Culturale • Degustazione

La patata turchesa – Isola del Gran Sasso (TE)

Slow Food Condotta di Giulianova e Val Vibrata organizza domenica 13 dicembre, nell’ambito del progetto Terra Madre Day, una tavola rotonda dedicata al presidio della Patata Turchesa.

La Patata Turchesa e’ un Prodotto Agroalimentare Tradizionale. Nel Parco Nazionale del Gran Sasso è stata riscoperta e recuperata un’antica varietà detta turchesa per la sua caratteristica colorazione della buccia, ricordata da molti anziani ma praticamente scomparsa dalle loro tavole. Il progetto ha previsto la reintroduzione e lo studio di questa varietà partendo dai pochissimi tuberi ritrovati nella originaria zona di produzione – Isola del Gran Sasso (TE) e San Pietro di Crognaleto – ma anche in altri Comuni e ad altre quote per valutarne il comportamento e le caratteristiche agronomiche e sensoriali, allo scopo di limitare il rischio di totale estinzione.

La patata Turchesa nel 2011 è stata inserita nell’elenco del Prodotti Agroalimentari Tradizionali (PAT) della Regione Lazio e Abruzzo.

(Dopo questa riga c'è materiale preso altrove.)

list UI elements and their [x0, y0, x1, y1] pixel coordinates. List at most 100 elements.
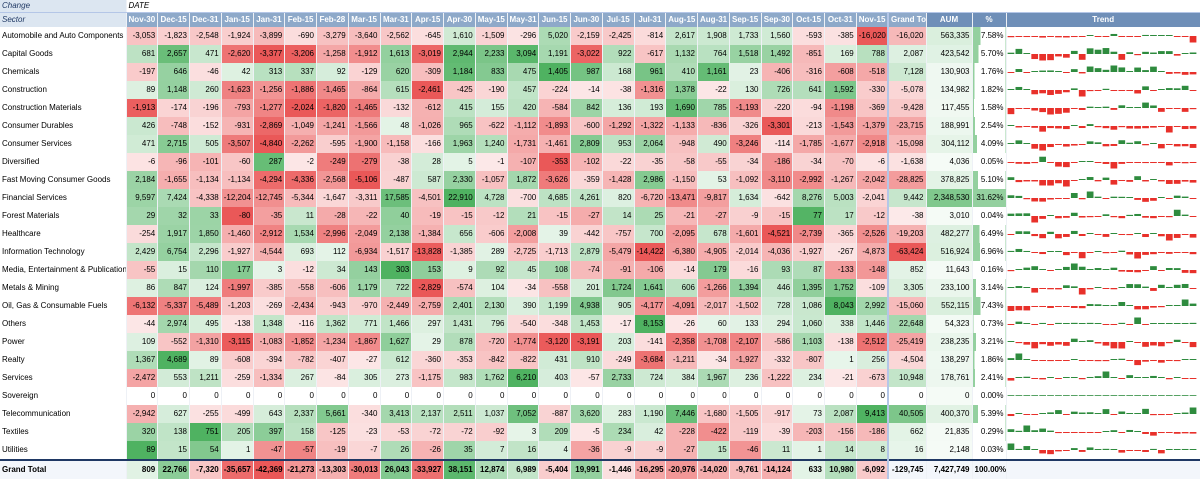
- value-cell[interactable]: -1,134: [221, 171, 254, 189]
- value-cell[interactable]: 633: [792, 459, 825, 479]
- value-cell[interactable]: -174: [157, 99, 190, 117]
- value-cell[interactable]: -12,745: [253, 189, 286, 207]
- value-cell[interactable]: 92: [475, 261, 508, 279]
- value-cell[interactable]: -190: [475, 81, 508, 99]
- value-cell[interactable]: -46: [189, 63, 222, 81]
- value-cell[interactable]: -6: [856, 153, 889, 171]
- value-cell[interactable]: -3,206: [284, 45, 317, 63]
- value-cell[interactable]: -14: [665, 261, 698, 279]
- value-cell[interactable]: -203: [792, 423, 825, 441]
- value-cell[interactable]: -348: [538, 315, 571, 333]
- sector-name[interactable]: Chemicals: [0, 63, 127, 81]
- value-cell[interactable]: -12: [475, 207, 508, 225]
- value-cell[interactable]: 2,992: [856, 297, 889, 315]
- value-cell[interactable]: -442: [570, 225, 603, 243]
- value-cell[interactable]: -340: [348, 405, 381, 423]
- value-cell[interactable]: 337: [284, 63, 317, 81]
- value-cell[interactable]: -606: [316, 279, 349, 297]
- sector-name[interactable]: Forest Materials: [0, 207, 127, 225]
- value-cell[interactable]: 136: [602, 99, 635, 117]
- aum-cell[interactable]: 3,010: [926, 207, 973, 225]
- value-cell[interactable]: -2,869: [253, 117, 286, 135]
- value-cell[interactable]: -12,204: [221, 189, 254, 207]
- pct-cell[interactable]: 5.10%: [972, 171, 1007, 189]
- value-cell[interactable]: 1: [792, 441, 825, 460]
- value-cell[interactable]: -6,720: [634, 189, 667, 207]
- value-cell[interactable]: -3,640: [348, 27, 381, 45]
- value-cell[interactable]: -3,120: [538, 333, 571, 351]
- value-cell[interactable]: 1,724: [602, 279, 635, 297]
- value-cell[interactable]: -1,502: [729, 297, 762, 315]
- value-cell[interactable]: 2,715: [157, 135, 190, 153]
- value-cell[interactable]: 42: [634, 423, 667, 441]
- pct-cell[interactable]: 0.16%: [972, 261, 1007, 279]
- value-cell[interactable]: 0: [507, 387, 540, 405]
- value-cell[interactable]: 109: [126, 333, 159, 351]
- value-cell[interactable]: -1,092: [729, 171, 762, 189]
- value-cell[interactable]: -2,107: [729, 333, 762, 351]
- value-cell[interactable]: 155: [475, 99, 508, 117]
- value-cell[interactable]: -116: [284, 315, 317, 333]
- value-cell[interactable]: -1,913: [126, 99, 159, 117]
- value-cell[interactable]: -16,020: [856, 27, 889, 45]
- value-cell[interactable]: -422: [697, 423, 730, 441]
- value-cell[interactable]: 0: [253, 387, 286, 405]
- value-cell[interactable]: -84: [316, 369, 349, 387]
- grand-total-cell[interactable]: -63,424: [887, 243, 927, 261]
- value-cell[interactable]: -2,562: [380, 27, 413, 45]
- pct-cell[interactable]: 0.73%: [972, 315, 1007, 333]
- value-cell[interactable]: -353: [538, 153, 571, 171]
- value-cell[interactable]: -213: [792, 117, 825, 135]
- sector-row[interactable]: Construction Materials -1,913 -174 -196 -793…: [0, 99, 1200, 117]
- value-cell[interactable]: -38: [380, 153, 413, 171]
- value-cell[interactable]: 1,367: [126, 351, 159, 369]
- value-cell[interactable]: -15: [761, 207, 794, 225]
- value-cell[interactable]: -34: [697, 351, 730, 369]
- value-cell[interactable]: -13,303: [316, 459, 349, 479]
- value-cell[interactable]: 809: [126, 459, 159, 479]
- value-cell[interactable]: 764: [697, 45, 730, 63]
- value-cell[interactable]: 73: [792, 405, 825, 423]
- value-cell[interactable]: 87: [792, 261, 825, 279]
- sector-row[interactable]: Sovereign 0 0 0 0 0 0 0 0 0 0 0 0 0 0 0 0 0 0 0 0 0 0 0 0 0 0 0.00%: [0, 387, 1200, 405]
- value-cell[interactable]: 1,086: [792, 297, 825, 315]
- value-cell[interactable]: -326: [729, 117, 762, 135]
- value-cell[interactable]: -94: [792, 99, 825, 117]
- sector-row[interactable]: Construction 89 1,148 260 -1,623 -1,256 -1,886…: [0, 81, 1200, 99]
- value-cell[interactable]: -1,379: [856, 117, 889, 135]
- value-cell[interactable]: -1,647: [316, 189, 349, 207]
- value-cell[interactable]: -9: [602, 441, 635, 460]
- aum-cell[interactable]: 2,148: [926, 441, 973, 460]
- value-cell[interactable]: -622: [475, 117, 508, 135]
- pct-header[interactable]: %: [972, 12, 1007, 27]
- value-cell[interactable]: 143: [348, 261, 381, 279]
- value-cell[interactable]: -2,042: [856, 171, 889, 189]
- value-cell[interactable]: -30,013: [348, 459, 381, 479]
- value-cell[interactable]: -255: [189, 405, 222, 423]
- value-cell[interactable]: 177: [221, 261, 254, 279]
- value-cell[interactable]: -1,334: [253, 369, 286, 387]
- value-cell[interactable]: -970: [348, 297, 381, 315]
- value-cell[interactable]: 34: [316, 261, 349, 279]
- value-cell[interactable]: -690: [284, 27, 317, 45]
- aum-cell[interactable]: 238,235: [926, 333, 973, 351]
- value-cell[interactable]: -27: [697, 207, 730, 225]
- value-cell[interactable]: 26: [380, 441, 413, 460]
- pct-cell[interactable]: 5.70%: [972, 45, 1007, 63]
- value-cell[interactable]: -279: [348, 153, 381, 171]
- date-column-header[interactable]: Aug-31: [697, 12, 730, 27]
- value-cell[interactable]: 1,179: [348, 279, 381, 297]
- value-cell[interactable]: 2,401: [443, 297, 476, 315]
- value-cell[interactable]: 4: [538, 441, 571, 460]
- value-cell[interactable]: 0: [380, 387, 413, 405]
- value-cell[interactable]: 0: [126, 387, 159, 405]
- value-cell[interactable]: -757: [602, 225, 635, 243]
- sector-name[interactable]: Healthcare: [0, 225, 127, 243]
- value-cell[interactable]: 14: [602, 207, 635, 225]
- value-cell[interactable]: -1,384: [411, 225, 444, 243]
- value-cell[interactable]: 1,466: [380, 315, 413, 333]
- value-cell[interactable]: -822: [507, 351, 540, 369]
- pct-cell[interactable]: 4.09%: [972, 135, 1007, 153]
- value-cell[interactable]: 158: [284, 423, 317, 441]
- value-cell[interactable]: -1,322: [634, 117, 667, 135]
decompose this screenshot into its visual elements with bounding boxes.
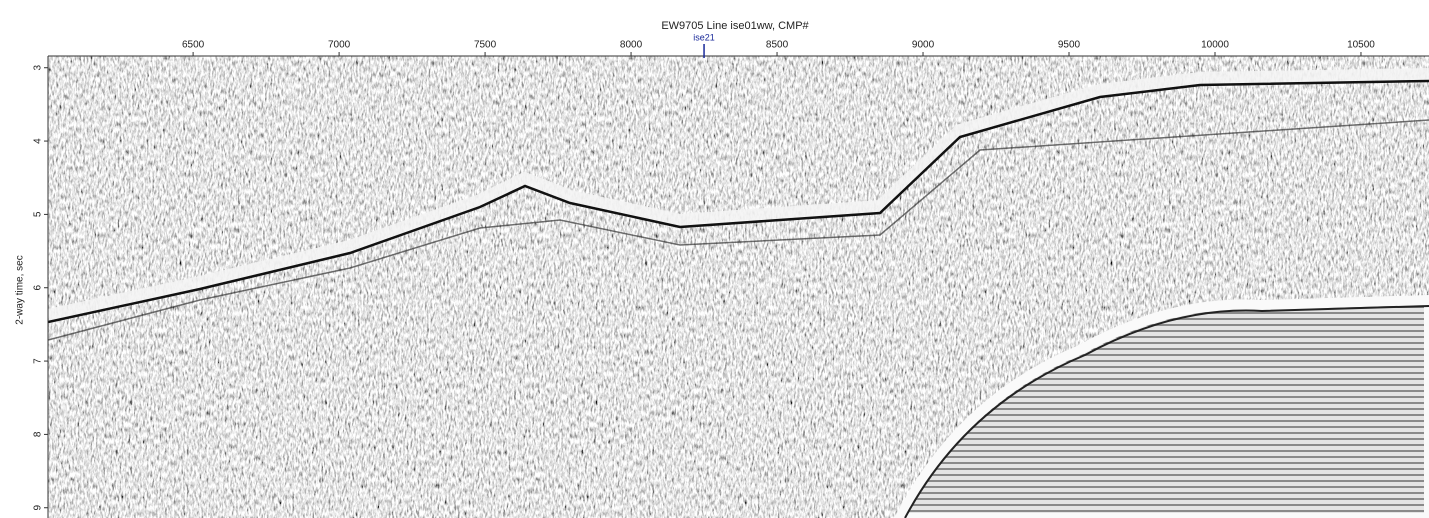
y-tick-label: 8 xyxy=(33,431,44,437)
x-tick-label: 6500 xyxy=(182,40,205,51)
x-tick-label: 10000 xyxy=(1201,40,1229,51)
chart-title: EW9705 Line ise01ww, CMP# xyxy=(661,20,809,32)
x-tick-label: 10500 xyxy=(1347,40,1375,51)
x-tick-label: 7000 xyxy=(328,40,351,51)
y-tick-label: 3 xyxy=(33,65,44,71)
y-tick-label: 9 xyxy=(33,505,44,511)
y-axis-label: 2-way time, sec xyxy=(15,255,26,324)
x-tick-label: 9000 xyxy=(912,40,935,51)
seismic-chart: EW9705 Line ise01ww, CMP# 2-way time, se… xyxy=(0,0,1429,518)
y-tick-label: 5 xyxy=(33,211,44,217)
seismic-image xyxy=(48,56,1429,518)
annotation-label: ise21 xyxy=(693,32,715,42)
y-tick-label: 7 xyxy=(33,358,44,364)
x-tick-label: 8000 xyxy=(620,40,643,51)
x-tick-label: 7500 xyxy=(474,40,497,51)
x-tick-label: 8500 xyxy=(766,40,789,51)
y-tick-label: 4 xyxy=(33,138,44,144)
y-tick-label: 6 xyxy=(33,285,44,291)
x-tick-label: 9500 xyxy=(1058,40,1081,51)
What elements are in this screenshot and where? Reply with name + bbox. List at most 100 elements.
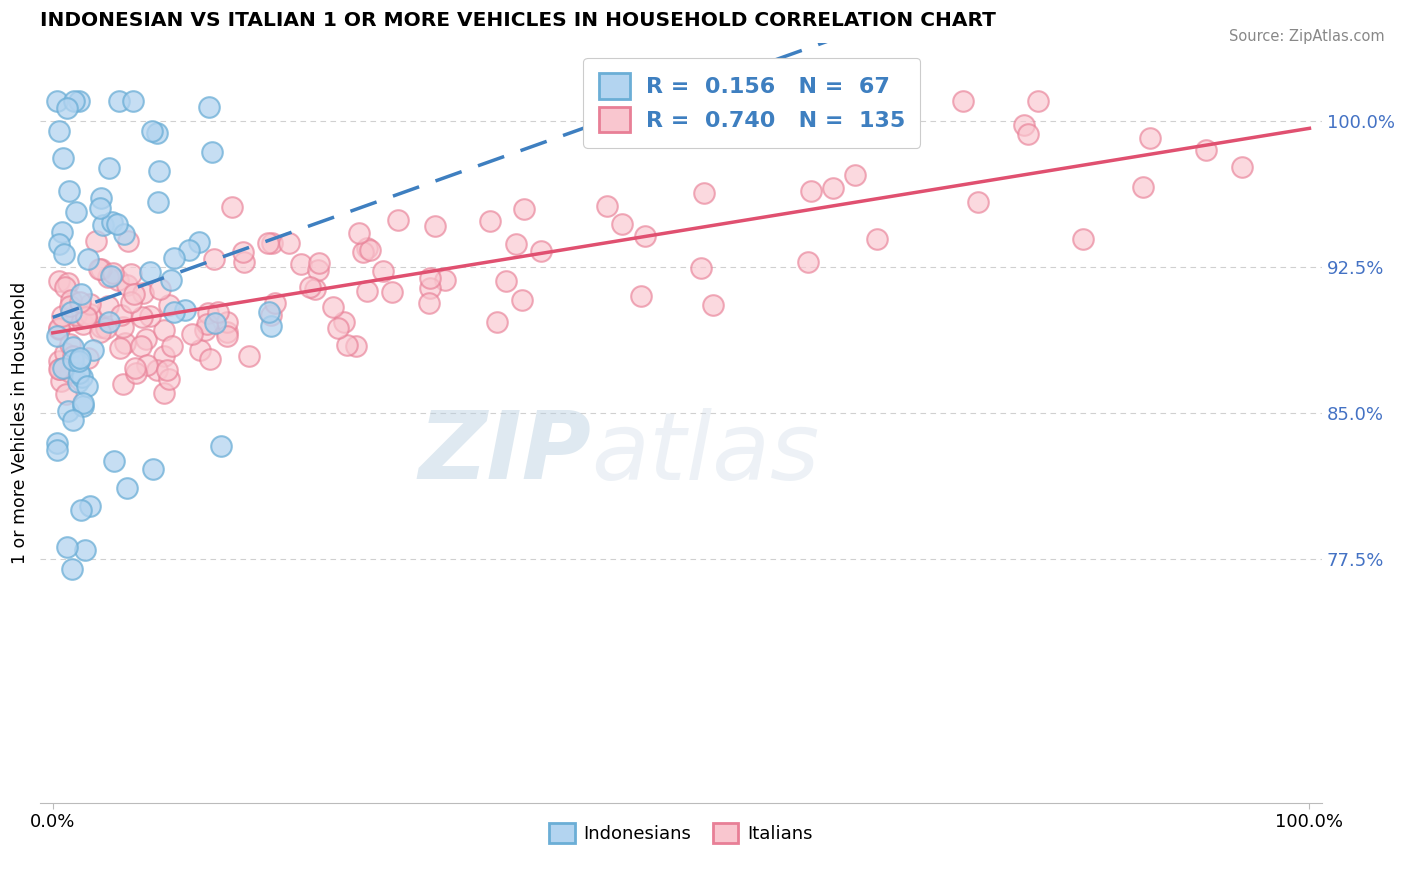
Point xyxy=(510,293,533,308)
Point xyxy=(153,385,176,400)
Point xyxy=(115,481,138,495)
Point xyxy=(72,399,94,413)
Point xyxy=(797,255,820,269)
Point xyxy=(62,339,84,353)
Point xyxy=(238,349,260,363)
Point xyxy=(62,353,84,368)
Point xyxy=(100,268,122,283)
Point xyxy=(187,235,209,249)
Point xyxy=(56,101,79,115)
Point xyxy=(125,366,148,380)
Point xyxy=(135,332,157,346)
Point xyxy=(112,227,135,241)
Point xyxy=(194,322,217,336)
Point xyxy=(138,310,160,324)
Point xyxy=(111,320,134,334)
Point xyxy=(59,299,82,313)
Point xyxy=(195,317,218,331)
Point xyxy=(59,366,82,380)
Point xyxy=(381,285,404,299)
Point xyxy=(79,297,101,311)
Point xyxy=(159,273,181,287)
Point xyxy=(505,237,527,252)
Point xyxy=(136,358,159,372)
Point xyxy=(356,284,378,298)
Point xyxy=(89,261,111,276)
Point xyxy=(156,362,179,376)
Point xyxy=(96,321,118,335)
Point xyxy=(107,273,129,287)
Point xyxy=(278,236,301,251)
Point xyxy=(260,235,283,250)
Point xyxy=(356,241,378,255)
Point xyxy=(209,439,232,453)
Point xyxy=(610,217,633,231)
Point xyxy=(108,94,131,108)
Point xyxy=(371,264,394,278)
Point xyxy=(201,145,224,160)
Point xyxy=(52,151,75,165)
Point xyxy=(62,412,84,426)
Point xyxy=(75,309,97,323)
Point xyxy=(72,396,94,410)
Text: Source: ZipAtlas.com: Source: ZipAtlas.com xyxy=(1229,29,1385,44)
Point xyxy=(260,308,283,322)
Point xyxy=(1071,232,1094,246)
Point xyxy=(1017,127,1039,141)
Point xyxy=(821,180,844,194)
Point xyxy=(419,281,441,295)
Point xyxy=(800,184,823,198)
Point xyxy=(173,302,195,317)
Point xyxy=(49,361,72,376)
Point xyxy=(844,168,866,182)
Point xyxy=(260,319,283,334)
Point xyxy=(58,276,80,290)
Point xyxy=(69,295,91,310)
Point xyxy=(55,386,77,401)
Point xyxy=(114,335,136,350)
Point xyxy=(198,351,221,366)
Point xyxy=(290,257,312,271)
Point xyxy=(48,321,70,335)
Point xyxy=(51,310,73,324)
Point xyxy=(48,362,70,376)
Point xyxy=(110,341,132,355)
Point xyxy=(485,315,508,329)
Point xyxy=(53,247,76,261)
Point xyxy=(53,346,76,360)
Point xyxy=(48,237,70,252)
Point xyxy=(304,282,326,296)
Point xyxy=(101,266,124,280)
Point xyxy=(689,260,711,275)
Point xyxy=(65,308,87,322)
Point xyxy=(197,306,219,320)
Point xyxy=(179,244,201,258)
Point xyxy=(215,328,238,343)
Point xyxy=(1026,94,1049,108)
Point xyxy=(59,337,82,351)
Point xyxy=(322,300,344,314)
Point xyxy=(79,499,101,513)
Point xyxy=(76,252,98,266)
Point xyxy=(132,286,155,301)
Point xyxy=(198,100,221,114)
Point xyxy=(257,305,280,319)
Point xyxy=(264,296,287,310)
Point xyxy=(352,245,374,260)
Point xyxy=(67,366,90,380)
Point xyxy=(232,255,254,269)
Point xyxy=(67,353,90,368)
Point xyxy=(76,310,98,324)
Point xyxy=(967,194,990,209)
Point xyxy=(48,274,70,288)
Point xyxy=(101,215,124,229)
Point xyxy=(90,191,112,205)
Point xyxy=(149,282,172,296)
Point xyxy=(419,271,441,285)
Point xyxy=(434,273,457,287)
Point xyxy=(63,94,86,108)
Point xyxy=(157,372,180,386)
Point xyxy=(163,305,186,319)
Point xyxy=(45,436,67,450)
Y-axis label: 1 or more Vehicles in Household: 1 or more Vehicles in Household xyxy=(11,282,30,564)
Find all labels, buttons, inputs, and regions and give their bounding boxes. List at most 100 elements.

Le caratteristiche chimiche e nutrizionali della patata turchesa evidenziano spiccate proprietà antiossidanti da attribuire soprattutto ad alcune sostanze presenti nella buccia. (da gransassolagapark.it)

programma
TAVOLA ROTONDA
Ore 10,30 Saluti Autorità
Moderatore Prof. Salvatore Coccia Direttore L’Araldo Abruzzese
Associazione prod. Patata Turchesa Filiberto Cioti Presidente Associazione
Il Presidio Slow Food sulla Patata Turchesa
Dott. Luca Schillaci Responsabile Settore Agro Silvo Pastorale del Parco Gran Sasso Monti della Laga
Ricerche sulla patata di S. Pietro di Isola del Gran Sasso fatte dagli alunni del locale Istituto comprensivo “G. Parrozzani”
Qualità e potenzialità della Patata Turchesa Prof. Dino Mastrocola Prorettore della Università di Teramo
Testimonianze Produttori Patata turchesa
Dalla Patata di S. Pietro per sfamarsi alla Patata Turchesa fonte di reddito Slow Food

Ore 13 Pranzo presso il
Ristorante Pina di S. Gabriele di Isola del Gran Sasso (TE)
1) Mezzaluna di turchesa al forno da condire a piacere
2 Turchesa e peperoni fritti
3) Pastuccia di Azzinano
4) Pasta e patate
5) Gnocchi di patata turchesa al pomodoro fresco
6) Costatine e salsicce e capocollo di maiale con patate turchesa al forno e insalate amare
7) Ciambelline di turchesa
Degusteremo i vini della Azienda Agricola Filiberto Cioti di Paterno di Campli e saranno Indigena 2014, Montepulciano d’Abruzzo Alarius 2013, Vino cotto.
Il costo della partecipazione è di euro 23 per i soci e di euro 25 per i non soci, la prenotazione va fatta al ristorante Pina

altre
Per chi vuole alle 15 sempre dietro prenotazione al 34038418070 è possibile visitare la biblioteca del Santuario di San Gabriele dell’Addolorata, dove è possibile ammirare La Bibbia di Borso d’Este Duca di Ferrara (1455-1461) definito il codice più bello del mondo. Una copia monumentale della Divina Commedia 68×85 stampata nel 1921 e completata nel 1936-1938 e di cui esistono solo 80 copie. Interessante osservare un manoscritto del 1300 sempre dedicato alla Divina Commedia con annotazioni dei figli di Dante. E’ possibile vedere la Biblia Polyglotta complutensis realizzata dal Cardinale Francisco Jiménez de Cisneros dove è possibile leggere la bibbia multilingue scritto in ebraico, latino e greco/latino. Ancora è possibile vedere una Cinquecentina dedicata alla Summa Teologica di S. Tommaso d’Aquino e assistere alla presentazione di uno dei libri del 1700 dedicati a S. Gregorio Magno multilingue  in greco e latino. Infine una bolla pontificia del Bullario in cui al vescovo di Penne veniva concesso un beneficio su S. Giorgio di Ornano.